The Camwhore Who Cried Wolf

In the magical land of Hoboken there lived a girl named Tiffany. She had always been moderately pretty but when given the forgiving eye of a low-resolution webcam, a poorly lit room, and a repertoire of poses ranging from "my head is at a slight angle as I slyly look off to the side" to "I'm trying really hard to show you how indifferent I am", she transformed into a beautiful jpeg princess. Her non-nude paysite was popular with desperate men who somehow managed to procure credit cards against all odds, and thus she found that she had enough attention from creepy strangers to make her happy.

For a few months, at least.

One morning Tiffany awoke from a troubled sleep and bolted upright, pressing her clenched fists against her chest and furrowing her brow. A troubling new feeling had overwhelmed her: discontent. It was a pivotal moment (which you can still watch if you pay an extra $10 to access her cam archives), and suddenly putting on a push-up bra and squeezing into a tight shirt so thousands of men could focus their attention on her cleavage wasn't as fulfilling as you'd imagine it would be. She needed more in life. More attention.

The call went out on her website that day. Woe! Tragedy! This poor girl's grandmother was dying! Letters of support were all that could possibly get Tiffany through this, and also donations to her Paypal account.

The letters poured in, their senders unaware that Tiffany actually hated her grandmother who was unfortunately alive and well in the kingdom of Boca Raton. Some expressed their deep and honest concerns, some hoped that the money they donated would show how generous they were and that Tiffany would fall in love with them, some asked for pictures of her feet in return for their donations, and one asked for x-rays of her feet or at least a drawing of what her feet would look like if x-rayed.

This pleased Tiffany greatly, but the feeling wore off soon enough.
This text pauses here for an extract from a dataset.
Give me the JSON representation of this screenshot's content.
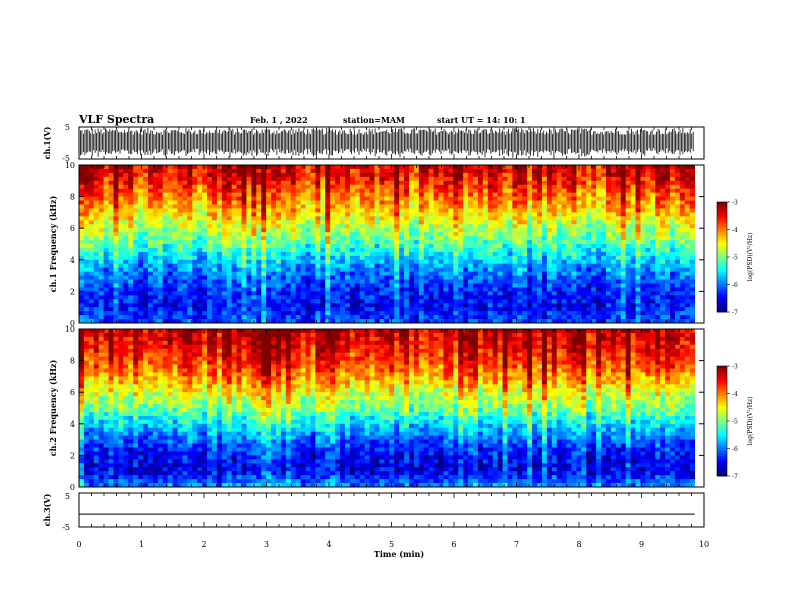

One week later the call went out again. Disaster! Calamity! Now Tiffany herself was struck with an unnamed illness, and without the healing comfort of the items on her Amazon wish list she could very well die.

The packages poured in, their senders unaware that the only health problem Tiffany had faced since childhood was a bruise on her thigh where she had bumped into a tanning bed. There were cds, Harry Potter books, just about every dvd that Johnny Depp had starred in, and a George Foreman vibrator which she didn't remember putting on her wish list. Her illness was mentioned on other websites, and more letters than ever were flooding her inbox. She opened and read each one slowly, savoring them like fine expensive chocolates, making them last.

Two days later the call went out once more. Oh the humanity! The used Porsche (yuck!) her father had bought her broke down, and without a way to get to the grocery store Tiffany would almost certainly die of starvation. If she didn't come up with several thousand dollars for the down payment on a new BMW the poor girl might never be heard from again.

This time around, things were different. She had never responded to the multitudes of letters she had received in the past, and many people began to doubt whether the perils Tiffany described were real. These people now refused write a single letter or send a single dollar. Little did they know, her car had actually broken down and she really did want a BMW.

Luckily, there was an endless supply of desperate weirdos with credit cards to make up for the ones who had stopped buying her things. Tiffany had a brand new BMW in a week's time, so she took a snapshot of her belly button and the top of her panties to fully repay her members.

Moral: I'd totally do sex with Lindsey Marshal.